Nichts als die reine Wahrheit


Schon eigenartig. Was für Wellen manche Menschen aussenden Die einen fühlen sich an wie Katzenstreu, lieblos ins Gesicht gerieben, die anderen sind weich, engelsgleiche Partikel. Opa zum Beispiel, der sitzt auf dem Klo. Draußen liegt Schnee. Er raucht Zigarre und fühlt sich rundherum wohl. Das zarte Raunen im Rückenmark. Er hat es gerade gespürt. Da! Schon wieder. Der alte Mann lächelt. Es fängt an zu wirken. Opa hat Säure geschluckt. Das ist gut so. Dann braucht er weniger Medikamente.

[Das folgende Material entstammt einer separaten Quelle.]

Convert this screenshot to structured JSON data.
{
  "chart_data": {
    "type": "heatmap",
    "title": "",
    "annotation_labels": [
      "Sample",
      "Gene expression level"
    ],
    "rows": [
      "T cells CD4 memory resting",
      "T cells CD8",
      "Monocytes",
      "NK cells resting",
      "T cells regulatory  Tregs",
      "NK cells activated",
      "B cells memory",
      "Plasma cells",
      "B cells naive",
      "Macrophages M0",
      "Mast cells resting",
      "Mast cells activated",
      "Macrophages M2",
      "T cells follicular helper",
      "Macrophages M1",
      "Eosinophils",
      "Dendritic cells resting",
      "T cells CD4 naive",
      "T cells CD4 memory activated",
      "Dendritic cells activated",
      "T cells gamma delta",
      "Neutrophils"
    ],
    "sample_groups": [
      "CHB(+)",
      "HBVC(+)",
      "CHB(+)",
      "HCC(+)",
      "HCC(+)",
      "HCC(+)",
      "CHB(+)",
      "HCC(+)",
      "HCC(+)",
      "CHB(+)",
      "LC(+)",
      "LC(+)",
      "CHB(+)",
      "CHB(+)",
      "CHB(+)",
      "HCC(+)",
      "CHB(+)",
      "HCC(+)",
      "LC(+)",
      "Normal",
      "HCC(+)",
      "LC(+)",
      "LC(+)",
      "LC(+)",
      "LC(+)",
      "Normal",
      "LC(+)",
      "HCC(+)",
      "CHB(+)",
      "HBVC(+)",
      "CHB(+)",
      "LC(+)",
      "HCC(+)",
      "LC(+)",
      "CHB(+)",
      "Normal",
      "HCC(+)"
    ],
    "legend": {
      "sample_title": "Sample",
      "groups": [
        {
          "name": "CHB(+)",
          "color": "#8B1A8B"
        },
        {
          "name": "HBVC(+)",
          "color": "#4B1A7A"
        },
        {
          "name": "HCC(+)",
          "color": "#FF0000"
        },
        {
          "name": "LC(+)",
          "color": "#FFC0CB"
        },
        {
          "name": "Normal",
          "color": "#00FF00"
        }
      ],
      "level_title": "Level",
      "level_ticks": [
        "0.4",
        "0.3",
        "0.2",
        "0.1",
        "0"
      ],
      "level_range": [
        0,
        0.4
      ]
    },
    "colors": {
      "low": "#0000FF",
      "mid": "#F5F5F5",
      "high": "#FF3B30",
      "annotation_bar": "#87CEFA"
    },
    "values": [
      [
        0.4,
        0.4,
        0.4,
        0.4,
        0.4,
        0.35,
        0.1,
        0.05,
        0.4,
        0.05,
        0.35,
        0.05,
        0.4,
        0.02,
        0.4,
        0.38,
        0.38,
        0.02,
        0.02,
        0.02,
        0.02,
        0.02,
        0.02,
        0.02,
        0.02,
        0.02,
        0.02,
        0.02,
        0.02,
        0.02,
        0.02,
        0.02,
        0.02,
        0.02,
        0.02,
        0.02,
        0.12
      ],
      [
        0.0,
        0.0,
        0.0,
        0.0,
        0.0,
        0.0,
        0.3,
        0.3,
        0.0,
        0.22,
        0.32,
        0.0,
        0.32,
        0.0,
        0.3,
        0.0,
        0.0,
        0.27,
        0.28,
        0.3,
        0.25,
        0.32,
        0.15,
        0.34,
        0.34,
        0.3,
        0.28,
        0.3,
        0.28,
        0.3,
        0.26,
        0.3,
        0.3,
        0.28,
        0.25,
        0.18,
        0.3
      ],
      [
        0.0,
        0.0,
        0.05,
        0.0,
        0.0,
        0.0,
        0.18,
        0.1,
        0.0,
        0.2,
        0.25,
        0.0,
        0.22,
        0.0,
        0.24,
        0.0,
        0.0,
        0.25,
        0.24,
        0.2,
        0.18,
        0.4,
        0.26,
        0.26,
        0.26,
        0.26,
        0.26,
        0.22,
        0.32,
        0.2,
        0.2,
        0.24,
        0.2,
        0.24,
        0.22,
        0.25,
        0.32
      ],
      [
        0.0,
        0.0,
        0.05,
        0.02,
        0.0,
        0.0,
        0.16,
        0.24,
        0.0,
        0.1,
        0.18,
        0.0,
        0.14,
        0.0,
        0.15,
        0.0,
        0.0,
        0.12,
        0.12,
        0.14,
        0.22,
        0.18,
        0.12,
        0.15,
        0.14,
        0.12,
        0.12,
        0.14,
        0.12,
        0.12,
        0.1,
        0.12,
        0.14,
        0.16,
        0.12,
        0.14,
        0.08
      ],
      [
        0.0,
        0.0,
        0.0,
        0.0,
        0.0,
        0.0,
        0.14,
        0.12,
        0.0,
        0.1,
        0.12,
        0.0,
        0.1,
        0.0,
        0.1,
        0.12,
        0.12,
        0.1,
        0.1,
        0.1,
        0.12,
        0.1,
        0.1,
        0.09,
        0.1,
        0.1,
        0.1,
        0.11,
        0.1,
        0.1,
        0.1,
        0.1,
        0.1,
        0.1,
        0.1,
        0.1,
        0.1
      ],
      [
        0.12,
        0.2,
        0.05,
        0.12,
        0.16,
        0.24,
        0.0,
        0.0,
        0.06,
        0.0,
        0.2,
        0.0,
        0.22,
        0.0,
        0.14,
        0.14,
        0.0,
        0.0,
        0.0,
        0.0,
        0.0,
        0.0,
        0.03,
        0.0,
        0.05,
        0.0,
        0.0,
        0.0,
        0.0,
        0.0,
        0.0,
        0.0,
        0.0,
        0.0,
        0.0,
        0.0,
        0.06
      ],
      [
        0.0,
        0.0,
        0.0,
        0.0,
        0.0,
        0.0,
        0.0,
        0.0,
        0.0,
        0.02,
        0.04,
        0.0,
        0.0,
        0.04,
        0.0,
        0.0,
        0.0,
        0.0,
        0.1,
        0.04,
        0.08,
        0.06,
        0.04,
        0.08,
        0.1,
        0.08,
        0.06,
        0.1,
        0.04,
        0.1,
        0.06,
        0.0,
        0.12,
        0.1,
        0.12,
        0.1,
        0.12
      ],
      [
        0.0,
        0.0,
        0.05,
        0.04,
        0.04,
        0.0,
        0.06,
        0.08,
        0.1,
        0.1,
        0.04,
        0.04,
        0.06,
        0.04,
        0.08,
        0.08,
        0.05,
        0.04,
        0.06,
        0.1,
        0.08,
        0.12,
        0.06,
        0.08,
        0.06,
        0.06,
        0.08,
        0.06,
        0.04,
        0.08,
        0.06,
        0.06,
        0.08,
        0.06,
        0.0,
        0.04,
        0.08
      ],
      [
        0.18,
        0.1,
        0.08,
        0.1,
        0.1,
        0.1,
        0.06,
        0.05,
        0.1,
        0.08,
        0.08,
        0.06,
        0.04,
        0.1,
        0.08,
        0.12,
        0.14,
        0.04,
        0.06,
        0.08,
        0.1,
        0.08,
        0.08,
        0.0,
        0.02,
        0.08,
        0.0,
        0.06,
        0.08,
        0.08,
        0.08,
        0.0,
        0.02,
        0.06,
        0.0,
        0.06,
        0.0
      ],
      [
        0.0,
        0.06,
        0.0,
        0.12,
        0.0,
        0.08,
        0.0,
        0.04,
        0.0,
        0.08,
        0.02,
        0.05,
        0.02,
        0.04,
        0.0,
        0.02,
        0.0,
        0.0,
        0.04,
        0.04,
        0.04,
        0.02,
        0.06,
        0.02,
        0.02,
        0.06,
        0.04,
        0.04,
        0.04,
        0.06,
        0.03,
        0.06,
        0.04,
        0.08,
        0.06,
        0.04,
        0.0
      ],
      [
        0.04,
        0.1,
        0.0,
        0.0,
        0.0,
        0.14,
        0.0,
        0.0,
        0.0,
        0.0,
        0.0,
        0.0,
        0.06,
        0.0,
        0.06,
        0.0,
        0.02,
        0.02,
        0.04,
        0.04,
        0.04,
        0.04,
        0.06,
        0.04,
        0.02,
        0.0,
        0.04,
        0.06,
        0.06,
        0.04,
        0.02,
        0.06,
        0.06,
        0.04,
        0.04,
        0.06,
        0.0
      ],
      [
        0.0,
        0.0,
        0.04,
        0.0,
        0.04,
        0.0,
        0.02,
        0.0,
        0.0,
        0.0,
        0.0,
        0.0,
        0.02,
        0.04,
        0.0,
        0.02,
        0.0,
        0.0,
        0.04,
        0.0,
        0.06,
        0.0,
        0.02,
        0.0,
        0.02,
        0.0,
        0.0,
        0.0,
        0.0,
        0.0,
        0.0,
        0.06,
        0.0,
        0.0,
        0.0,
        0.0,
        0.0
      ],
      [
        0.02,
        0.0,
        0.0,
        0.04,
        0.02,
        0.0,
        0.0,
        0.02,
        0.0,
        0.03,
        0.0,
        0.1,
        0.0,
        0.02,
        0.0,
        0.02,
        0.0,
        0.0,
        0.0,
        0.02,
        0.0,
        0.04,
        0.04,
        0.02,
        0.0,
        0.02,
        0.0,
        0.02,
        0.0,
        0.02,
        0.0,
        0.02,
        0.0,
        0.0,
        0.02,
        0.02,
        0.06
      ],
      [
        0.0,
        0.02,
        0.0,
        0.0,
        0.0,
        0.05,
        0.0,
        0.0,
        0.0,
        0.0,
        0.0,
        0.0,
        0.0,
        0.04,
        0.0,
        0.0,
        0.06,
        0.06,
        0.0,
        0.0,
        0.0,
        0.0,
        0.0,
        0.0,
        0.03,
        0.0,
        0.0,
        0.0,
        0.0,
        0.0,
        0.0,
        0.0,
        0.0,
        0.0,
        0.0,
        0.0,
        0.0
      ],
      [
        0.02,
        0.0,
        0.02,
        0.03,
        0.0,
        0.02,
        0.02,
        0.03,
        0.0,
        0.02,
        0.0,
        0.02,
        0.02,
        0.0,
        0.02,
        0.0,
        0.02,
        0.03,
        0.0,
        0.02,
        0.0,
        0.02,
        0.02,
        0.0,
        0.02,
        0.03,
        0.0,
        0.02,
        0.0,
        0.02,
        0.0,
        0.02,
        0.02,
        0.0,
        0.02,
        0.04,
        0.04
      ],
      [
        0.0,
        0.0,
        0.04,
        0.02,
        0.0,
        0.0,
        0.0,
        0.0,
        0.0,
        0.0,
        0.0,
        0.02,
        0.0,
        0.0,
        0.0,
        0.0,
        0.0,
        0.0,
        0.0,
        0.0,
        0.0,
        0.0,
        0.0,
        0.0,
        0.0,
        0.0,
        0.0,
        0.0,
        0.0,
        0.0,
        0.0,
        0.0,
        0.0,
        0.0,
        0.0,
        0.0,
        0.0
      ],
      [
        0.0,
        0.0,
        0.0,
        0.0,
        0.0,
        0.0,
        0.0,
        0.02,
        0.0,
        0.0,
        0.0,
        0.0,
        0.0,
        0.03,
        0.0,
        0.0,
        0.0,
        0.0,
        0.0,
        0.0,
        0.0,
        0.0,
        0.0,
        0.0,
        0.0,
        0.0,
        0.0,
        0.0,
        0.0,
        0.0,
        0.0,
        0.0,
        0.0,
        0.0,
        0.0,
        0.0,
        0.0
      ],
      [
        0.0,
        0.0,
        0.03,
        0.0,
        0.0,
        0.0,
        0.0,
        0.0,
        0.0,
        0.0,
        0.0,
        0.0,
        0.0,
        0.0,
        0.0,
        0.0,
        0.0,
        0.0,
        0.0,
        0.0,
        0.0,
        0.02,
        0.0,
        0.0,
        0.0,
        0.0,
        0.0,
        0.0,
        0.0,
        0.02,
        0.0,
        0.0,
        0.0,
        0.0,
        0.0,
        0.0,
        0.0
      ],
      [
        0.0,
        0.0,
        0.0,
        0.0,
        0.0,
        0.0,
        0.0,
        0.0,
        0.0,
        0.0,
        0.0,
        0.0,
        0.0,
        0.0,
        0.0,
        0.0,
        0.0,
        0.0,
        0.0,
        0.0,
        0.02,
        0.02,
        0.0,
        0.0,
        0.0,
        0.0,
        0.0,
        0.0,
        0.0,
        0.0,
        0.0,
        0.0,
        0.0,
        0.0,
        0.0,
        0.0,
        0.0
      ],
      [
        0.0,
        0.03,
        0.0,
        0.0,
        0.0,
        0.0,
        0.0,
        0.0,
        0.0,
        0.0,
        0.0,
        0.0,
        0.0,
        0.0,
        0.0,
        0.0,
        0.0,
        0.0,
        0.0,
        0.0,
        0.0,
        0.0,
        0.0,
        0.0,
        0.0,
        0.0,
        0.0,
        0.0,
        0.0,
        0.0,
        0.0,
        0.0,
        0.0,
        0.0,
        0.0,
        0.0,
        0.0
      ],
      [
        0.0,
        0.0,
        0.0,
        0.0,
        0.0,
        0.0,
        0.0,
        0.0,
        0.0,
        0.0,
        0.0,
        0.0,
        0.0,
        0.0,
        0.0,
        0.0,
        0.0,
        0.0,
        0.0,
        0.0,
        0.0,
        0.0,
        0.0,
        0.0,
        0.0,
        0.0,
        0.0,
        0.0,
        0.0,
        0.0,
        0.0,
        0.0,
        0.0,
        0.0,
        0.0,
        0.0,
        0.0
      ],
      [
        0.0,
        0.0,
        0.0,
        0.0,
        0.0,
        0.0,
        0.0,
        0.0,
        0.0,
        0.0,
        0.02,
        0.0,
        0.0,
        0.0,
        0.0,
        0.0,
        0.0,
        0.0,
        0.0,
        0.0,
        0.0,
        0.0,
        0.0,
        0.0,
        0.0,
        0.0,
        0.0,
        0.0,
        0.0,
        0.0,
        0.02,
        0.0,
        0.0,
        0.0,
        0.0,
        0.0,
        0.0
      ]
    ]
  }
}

Dafür sieht er jetzt öfters die Heilige Jungfrau. Alles ist möglich, jeder Ausgang offen. Wellenträger, Wellentäter, Wellenberge und Wellentäler. Goagrasbier-Solo-Samstag-Abende inklusive. Andere sind bei Langemarck singend ins Maschinengewehrfeuer gelaufen, Welle auf Welle. Da hat es Opa besser. Er betätigt die Spülung. Es sind ja nur Töne. Der Kopf macht Musik draus. Das Wasser rauscht. Ein wunderbares Geräusch, so ganzheitlich, so frisch und immer voller Kraft. Passt gut zu Vollmond. Ganz nah dran riecht es pfeffrig wie verbranntes Heu, wie teuflisch gute Weihnachtsgeschenke. Der alte Mann bewegt sich zurück zu seinem Bett. Er kriecht hinein und liegt da, kuschelig eingepackt, er genießt das Feuerwerk vor seinen geschlossenen Augen.
 Es ist fast so wie damals:
Das Telefon klingelt. Und klingelt. Und klingelt. Nicht.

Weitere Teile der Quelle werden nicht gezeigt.